Consumerist reader Alan says he recently received the runaround from online food delivery giant Grubhub after he noticed that his account may have been the target of hackers.
Alan says he first noticed an issue with the account when he received an email notifying him that Grubhub had changed his email address. The notice showed that the email, while it had the same handle, had been switched to Gmail from his actual email provider.
The notice instructed Alan to contact the company as soon as possible if he hadn’t made the change.
While Alan says he was skeptical that the email was some kind of phishing scam, his research didn’t find any glaring problems. So, he wrote an email to the company’s help address notifying them that he hadn’t changed his password.
A rep with the company wrote back, telling Alan that his email address had not been changed and records showed his original email was still on file.
Alan says he thought everything was fine, but four days later he was unable to log in to his Grubhub account.
After being unable to reset his password, Alan initiated an online chat on April 13 with a Grubhub customer service rep, who assured Alan she could manually send him a password reset email. The chat began at 7:46 p.m. and when it ended at 8:22 p.m., Alan still hadn’t received the email.
Several days later on April 21, Alan reached out to Grubhub by email, once again outlining his issue and asking to have the account either fixed or deleted.
In an emailed response, a rep for Grubhub apologized for the issue, but said there was nothing that could be done.
“Wow, I am so sorry to hear this – you must be so frustrated! I spoke with IT, and, unfortunately, there is nothing they can do, at this point,” the email stated. “I know this is an inconvenience, but, it would be best to register a new account and begin again. When you place your first order, write it to us, and we will be happy to send you some Free Grub for all of the problems you have experienced – my heart truly goes out to you!”
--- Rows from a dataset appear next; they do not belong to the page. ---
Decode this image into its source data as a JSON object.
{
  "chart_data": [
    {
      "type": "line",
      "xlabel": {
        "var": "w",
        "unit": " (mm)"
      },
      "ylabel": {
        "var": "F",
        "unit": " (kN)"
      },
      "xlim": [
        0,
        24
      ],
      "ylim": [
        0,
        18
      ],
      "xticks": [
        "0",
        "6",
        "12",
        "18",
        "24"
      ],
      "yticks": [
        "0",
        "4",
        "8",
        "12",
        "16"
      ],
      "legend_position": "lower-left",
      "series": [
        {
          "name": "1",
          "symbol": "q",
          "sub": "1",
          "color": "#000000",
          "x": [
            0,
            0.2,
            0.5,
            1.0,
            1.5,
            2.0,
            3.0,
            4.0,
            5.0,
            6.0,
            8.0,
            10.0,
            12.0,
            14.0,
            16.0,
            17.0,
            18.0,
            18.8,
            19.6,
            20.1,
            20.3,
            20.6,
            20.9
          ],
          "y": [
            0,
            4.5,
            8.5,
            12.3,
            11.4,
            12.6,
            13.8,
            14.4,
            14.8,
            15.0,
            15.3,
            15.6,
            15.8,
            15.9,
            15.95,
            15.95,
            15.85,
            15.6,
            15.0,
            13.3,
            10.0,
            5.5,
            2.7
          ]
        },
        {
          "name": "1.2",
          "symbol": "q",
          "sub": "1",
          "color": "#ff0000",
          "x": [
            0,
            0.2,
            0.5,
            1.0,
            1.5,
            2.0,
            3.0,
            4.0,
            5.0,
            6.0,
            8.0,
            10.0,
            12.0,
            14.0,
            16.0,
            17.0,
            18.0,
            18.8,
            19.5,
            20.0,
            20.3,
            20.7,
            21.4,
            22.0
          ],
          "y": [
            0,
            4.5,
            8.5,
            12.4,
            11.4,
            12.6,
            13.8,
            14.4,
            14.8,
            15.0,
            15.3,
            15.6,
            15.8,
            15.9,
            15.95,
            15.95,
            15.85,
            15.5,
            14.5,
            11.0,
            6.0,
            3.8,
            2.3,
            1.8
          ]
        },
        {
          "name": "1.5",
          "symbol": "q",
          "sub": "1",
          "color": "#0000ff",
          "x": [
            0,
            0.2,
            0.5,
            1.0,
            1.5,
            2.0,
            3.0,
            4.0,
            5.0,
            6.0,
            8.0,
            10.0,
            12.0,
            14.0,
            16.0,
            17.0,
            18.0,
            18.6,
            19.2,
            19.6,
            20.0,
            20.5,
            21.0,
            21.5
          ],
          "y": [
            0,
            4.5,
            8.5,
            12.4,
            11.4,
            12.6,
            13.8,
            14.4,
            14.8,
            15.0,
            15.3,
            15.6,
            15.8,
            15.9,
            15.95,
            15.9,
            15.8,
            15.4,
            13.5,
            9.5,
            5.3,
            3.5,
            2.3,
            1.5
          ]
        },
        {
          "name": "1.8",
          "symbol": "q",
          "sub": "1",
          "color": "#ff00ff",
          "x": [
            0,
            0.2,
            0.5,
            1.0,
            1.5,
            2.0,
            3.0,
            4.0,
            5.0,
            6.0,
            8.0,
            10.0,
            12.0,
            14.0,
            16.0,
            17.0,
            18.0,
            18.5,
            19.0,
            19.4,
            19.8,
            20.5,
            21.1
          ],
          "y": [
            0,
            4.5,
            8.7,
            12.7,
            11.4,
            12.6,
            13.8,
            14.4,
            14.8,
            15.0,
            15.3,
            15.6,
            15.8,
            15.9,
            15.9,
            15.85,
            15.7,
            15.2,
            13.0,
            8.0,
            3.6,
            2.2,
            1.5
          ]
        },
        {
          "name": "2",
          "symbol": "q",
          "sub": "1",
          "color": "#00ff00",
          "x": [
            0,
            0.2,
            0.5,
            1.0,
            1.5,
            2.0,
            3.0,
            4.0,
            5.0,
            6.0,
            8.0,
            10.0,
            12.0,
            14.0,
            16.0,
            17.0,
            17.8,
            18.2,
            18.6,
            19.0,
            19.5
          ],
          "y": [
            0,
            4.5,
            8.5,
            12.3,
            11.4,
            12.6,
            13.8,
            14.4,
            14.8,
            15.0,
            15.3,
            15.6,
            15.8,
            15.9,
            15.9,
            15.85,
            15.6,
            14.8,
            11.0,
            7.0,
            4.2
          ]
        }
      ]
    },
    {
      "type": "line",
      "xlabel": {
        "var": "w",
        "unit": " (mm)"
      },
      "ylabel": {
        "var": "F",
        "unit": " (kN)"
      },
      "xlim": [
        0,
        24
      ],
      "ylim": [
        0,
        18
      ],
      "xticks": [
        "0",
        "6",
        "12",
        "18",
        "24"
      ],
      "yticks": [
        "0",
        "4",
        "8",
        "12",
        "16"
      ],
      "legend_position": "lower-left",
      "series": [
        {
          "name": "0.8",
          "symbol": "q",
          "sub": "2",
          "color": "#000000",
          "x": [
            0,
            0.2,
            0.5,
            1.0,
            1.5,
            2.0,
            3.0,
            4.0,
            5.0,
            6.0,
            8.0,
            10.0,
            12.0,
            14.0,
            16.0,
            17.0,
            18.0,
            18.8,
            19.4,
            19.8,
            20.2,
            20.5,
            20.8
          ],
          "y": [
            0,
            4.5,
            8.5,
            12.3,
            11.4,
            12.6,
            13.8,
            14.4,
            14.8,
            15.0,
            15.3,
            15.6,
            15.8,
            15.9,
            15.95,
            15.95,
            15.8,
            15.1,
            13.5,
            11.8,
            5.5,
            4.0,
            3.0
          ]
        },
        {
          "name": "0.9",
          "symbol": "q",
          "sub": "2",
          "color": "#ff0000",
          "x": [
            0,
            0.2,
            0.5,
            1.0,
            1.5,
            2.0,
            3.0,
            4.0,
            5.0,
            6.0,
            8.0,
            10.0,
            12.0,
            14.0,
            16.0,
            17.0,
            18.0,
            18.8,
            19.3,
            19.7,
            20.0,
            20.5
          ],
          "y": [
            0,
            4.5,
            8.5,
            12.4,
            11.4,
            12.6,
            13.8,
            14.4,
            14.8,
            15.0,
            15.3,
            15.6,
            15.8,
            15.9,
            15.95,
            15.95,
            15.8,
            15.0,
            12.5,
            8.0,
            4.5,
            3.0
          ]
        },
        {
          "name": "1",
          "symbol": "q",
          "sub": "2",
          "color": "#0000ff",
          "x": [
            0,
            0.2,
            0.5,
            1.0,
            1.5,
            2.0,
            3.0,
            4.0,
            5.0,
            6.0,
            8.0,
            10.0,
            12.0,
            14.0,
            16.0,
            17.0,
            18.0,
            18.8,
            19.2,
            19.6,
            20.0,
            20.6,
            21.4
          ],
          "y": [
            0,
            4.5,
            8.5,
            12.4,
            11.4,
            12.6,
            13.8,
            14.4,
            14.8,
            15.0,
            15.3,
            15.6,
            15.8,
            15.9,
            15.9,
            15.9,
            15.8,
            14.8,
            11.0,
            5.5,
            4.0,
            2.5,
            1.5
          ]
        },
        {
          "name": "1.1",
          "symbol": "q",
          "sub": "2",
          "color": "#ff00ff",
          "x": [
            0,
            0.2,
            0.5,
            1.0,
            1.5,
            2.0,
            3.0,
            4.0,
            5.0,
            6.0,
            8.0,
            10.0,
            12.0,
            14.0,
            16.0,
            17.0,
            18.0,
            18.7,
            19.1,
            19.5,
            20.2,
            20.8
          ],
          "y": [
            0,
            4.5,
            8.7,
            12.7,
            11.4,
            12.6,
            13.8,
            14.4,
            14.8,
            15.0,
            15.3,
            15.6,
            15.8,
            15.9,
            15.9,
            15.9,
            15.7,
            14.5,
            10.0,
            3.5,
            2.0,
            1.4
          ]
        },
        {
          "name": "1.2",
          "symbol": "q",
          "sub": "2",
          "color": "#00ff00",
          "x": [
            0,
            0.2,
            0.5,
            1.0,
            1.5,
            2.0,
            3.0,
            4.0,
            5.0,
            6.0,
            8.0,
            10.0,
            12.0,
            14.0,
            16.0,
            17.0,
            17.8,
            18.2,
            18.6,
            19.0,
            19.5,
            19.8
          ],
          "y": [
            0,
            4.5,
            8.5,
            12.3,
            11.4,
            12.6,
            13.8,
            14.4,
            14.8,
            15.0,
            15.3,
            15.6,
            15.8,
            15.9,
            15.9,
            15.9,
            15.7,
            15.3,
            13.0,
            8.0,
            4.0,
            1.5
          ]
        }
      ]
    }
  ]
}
This was not acceptable, Alan says.
“This struck me as a bit odd, since it’s ignoring the fact that my credit card information and personal details have been compromised… and they won’t even let me access my account to delete that information, nor seemingly will they,” he tells Consumerist.
Another email from Grubhub was more of the same: The rep had contacted IT, but there was nothing they could do. Creating a new account was the only option.
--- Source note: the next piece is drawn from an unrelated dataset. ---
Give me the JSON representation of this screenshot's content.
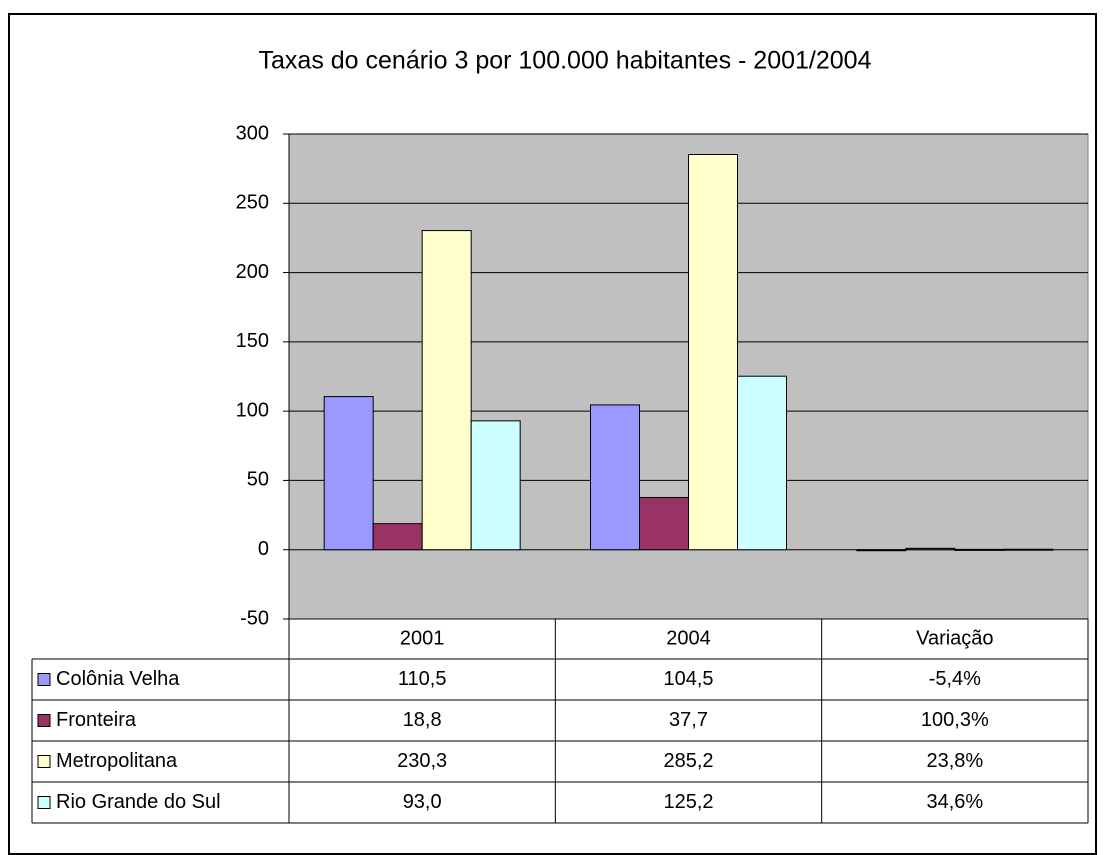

At this point, Alan has given up his Grubhub account and moved on to another delivery service. While he says that his credit card doesn’t seem to have any mystery charges — yet, he’d still like to know why the company won’t delete the account.
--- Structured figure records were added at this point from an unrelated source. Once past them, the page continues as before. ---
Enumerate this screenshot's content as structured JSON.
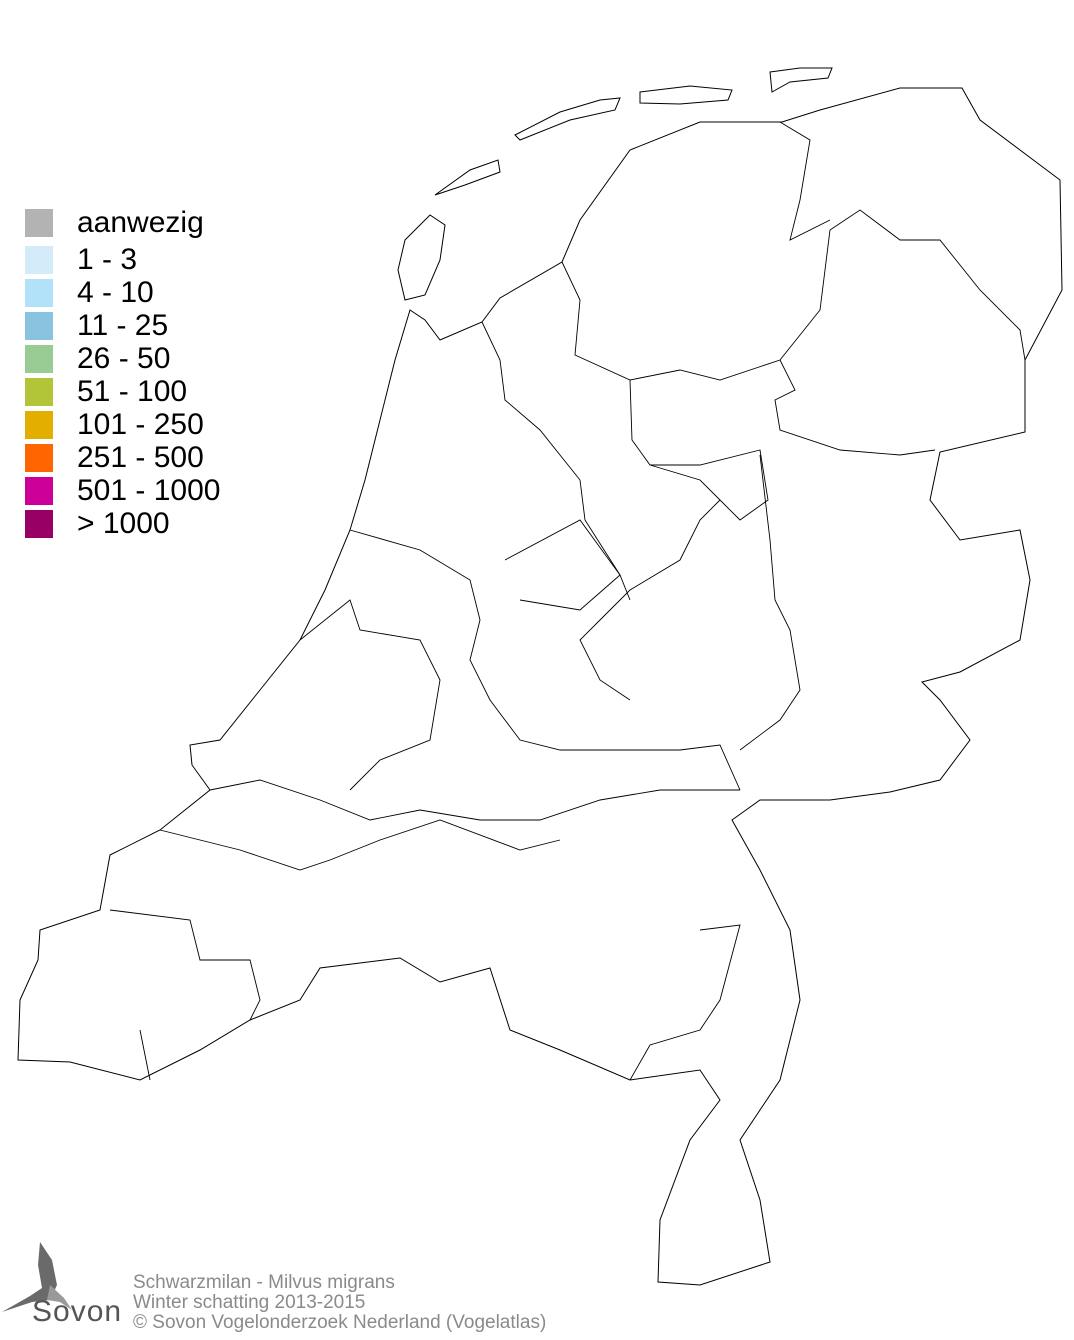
{
  "map": {
    "region": "Nederland",
    "border_color": "#000000",
    "fill_color": "#ffffff"
  },
  "legend": {
    "items": [
      {
        "label": "aanwezig",
        "color": "#b3b3b3"
      },
      {
        "label": "1 - 3",
        "color": "#d4ebf9"
      },
      {
        "label": "4 - 10",
        "color": "#b1e2f9"
      },
      {
        "label": "11 - 25",
        "color": "#88c3e0"
      },
      {
        "label": "26 - 50",
        "color": "#98cc94"
      },
      {
        "label": "51 - 100",
        "color": "#b2c437"
      },
      {
        "label": "101 - 250",
        "color": "#e2ae00"
      },
      {
        "label": "251 - 500",
        "color": "#ff6600"
      },
      {
        "label": "501 - 1000",
        "color": "#cc0099"
      },
      {
        "label": "> 1000",
        "color": "#990066"
      }
    ]
  },
  "credits": {
    "species": "Schwarzmilan - Milvus migrans",
    "period": "Winter schatting 2013-2015",
    "copyright": "© Sovon Vogelonderzoek Nederland (Vogelatlas)"
  },
  "logo": {
    "text": "Sovon"
  }
}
Consumerist reached out to Grubhub about their policies for deleting or recovering accounts.
“Security is of the utmost importance to us at Grubhub, and we are committed to protecting the privacy of our users,” a rep told Consumerist.
The rep noted that the company is dedicated to taking action to reclaim any suspected compromised accounts. If a customer believes their account has been compromised, Grubhub will block the account from ordering as a security precaution.
“We apologize for your reader’s experience with our representatives, and it will not be taken lightly; it’s not indicative of the service that we pride ourselves in providing to our customers,” the rep said.
Grubhub passed along additional contacts for Alan to reach out to in order to resolve his situation. We’ll update this post when we hear back from Alan.